There are those who reckon that it may be easier for EPF to get a better return on investment without having to put as much money abroad if the pool of funds it needs to manage is smaller. They note that currently, it puts about 30% of its funds overseas because there is a lack of suitable investments in the country.
Without greater disclosure of EPF data, it is tough for third parties like The Edge to do an independent analysis of the numbers.
For example, it is not immediately known how much the monthly inflow of contributions to EPF has recovered. Bank Negara Malaysia no longer provides the data on its website and EPF has yet to revert on requests for the latest data on its monthly contribution and withdrawals.
In the first seven months of this year, EPF saw net contributions of only RM15 billion, down about RM2.4 billion from the same period last year. It saw a rare net withdrawal of RM19 million in May and a significant drop in monthly net contributions (excess of contribution versus withdrawals) to only RM11 million in June and RM415 million in July. Monthly net contributions were RM2.1 billion to RM5.5 billion from January to April (March salary) before Malaysia imposed a nationwide Movement Control Order (MCO) from March 18 to May 3, during which unemployment spiked to as high as 5.3% or 826,100 persons in May.

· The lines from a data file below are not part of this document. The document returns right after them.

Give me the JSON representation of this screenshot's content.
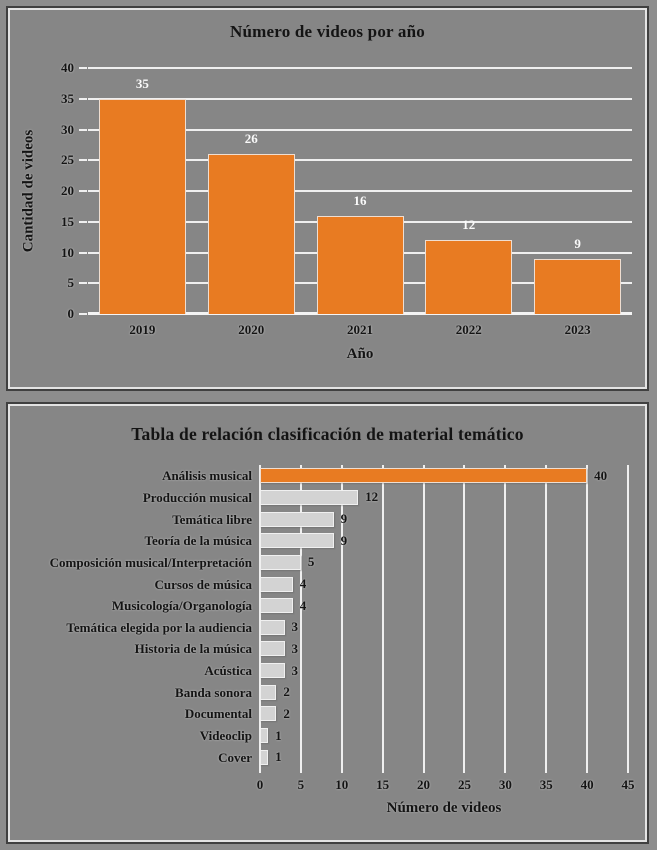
{
  "page": {
    "background_color": "#8d8d8d",
    "panel_fill": "#868686",
    "panel_border_color": "#404040",
    "panel_inner_border_color": "#e3e3e3",
    "gridline_color": "#efefef",
    "text_color": "#141414"
  },
  "chart_data": [
    {
      "type": "bar",
      "title": "Número de videos por año",
      "xlabel": "Año",
      "ylabel": "Cantidad de videos",
      "categories": [
        "2019",
        "2020",
        "2021",
        "2022",
        "2023"
      ],
      "values": [
        35,
        26,
        16,
        12,
        9
      ],
      "ylim": [
        0,
        40
      ],
      "yticks": [
        0,
        5,
        10,
        15,
        20,
        25,
        30,
        35,
        40
      ],
      "grid": "horizontal-white",
      "legend": "none",
      "bar_color": "#e87b22",
      "data_label_color": "#fafafa"
    },
    {
      "type": "bar-horizontal",
      "title": "Tabla de relación clasificación de material temático",
      "xlabel": "Número de videos",
      "categories": [
        "Análisis musical",
        "Producción musical",
        "Temática libre",
        "Teoría de la música",
        "Composición musical/Interpretación",
        "Cursos de música",
        "Musicología/Organología",
        "Temática elegida por la audiencia",
        "Historia de la música",
        "Acústica",
        "Banda sonora",
        "Documental",
        "Videoclip",
        "Cover"
      ],
      "values": [
        40,
        12,
        9,
        9,
        5,
        4,
        4,
        3,
        3,
        3,
        2,
        2,
        1,
        1
      ],
      "xlim": [
        0,
        45
      ],
      "xticks": [
        0,
        5,
        10,
        15,
        20,
        25,
        30,
        35,
        40,
        45
      ],
      "grid": "vertical-white",
      "legend": "none",
      "bar_color": "#d3d3d3",
      "highlight_index": 0,
      "highlight_color": "#e87b22",
      "data_label_color": "#141414"
    }
  ]
}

Before the Covid-19 pandemic, EPF received roughly RM1.7 billion in net inflow of cash on average every month. Between January 2015 and December 2019, contributions always exceeded withdrawals by RM600 million to RM3 billion a month, official data shows. Its Dec 2 statement titled “i-Sinar open to all EPF members whose income is affected by Covid-19” only provided added details on eligibility but was silent on the impact of the expanded facility on its fund.
On Nov 16, EPF had estimated that it would need to set aside up to RM15 billion for the i-Sinar facility to help up to two million of its active members who have lost their jobs, been given no-pay leave or have no other sources of income.
What we know is that members whom EPF can immediately verify from its database will see payments from mid-January. Those who need to submit supporting documents can start applying from Jan 11, with payments to be done within a month of approval.
Based on the previous estimate of RM45 billion — RM15 billion for i-Sinar Account 1 and the RM30 billion that EPF estimates it would need to prepare for the i-Lestari Account 2 withdrawals (April 2020 to March 2021) — the estimated size of withdrawals was about 4.8% of EPF’s investment assets of RM929.64 billion as at end-June.
A total of RM12.73 billion had been withdrawn from EPF Account 2 via i-Lestari by 4.78 million members as at Nov 20, according to the Ministry of Finance’s Laksana report dated Dec 2. According to our estimates, EPF would only need another RM8 billion (and not RM17 billion) for i-Lestari. It remains to be seen, however, whether the RM9 billion buffer is enough for the expanded i-Sinar facility.
In any case, the conversation on what needs to be done to help lower-income members better prepare to save for retirement needs to pick up speed so that policy action can be taken before it is too late for too many.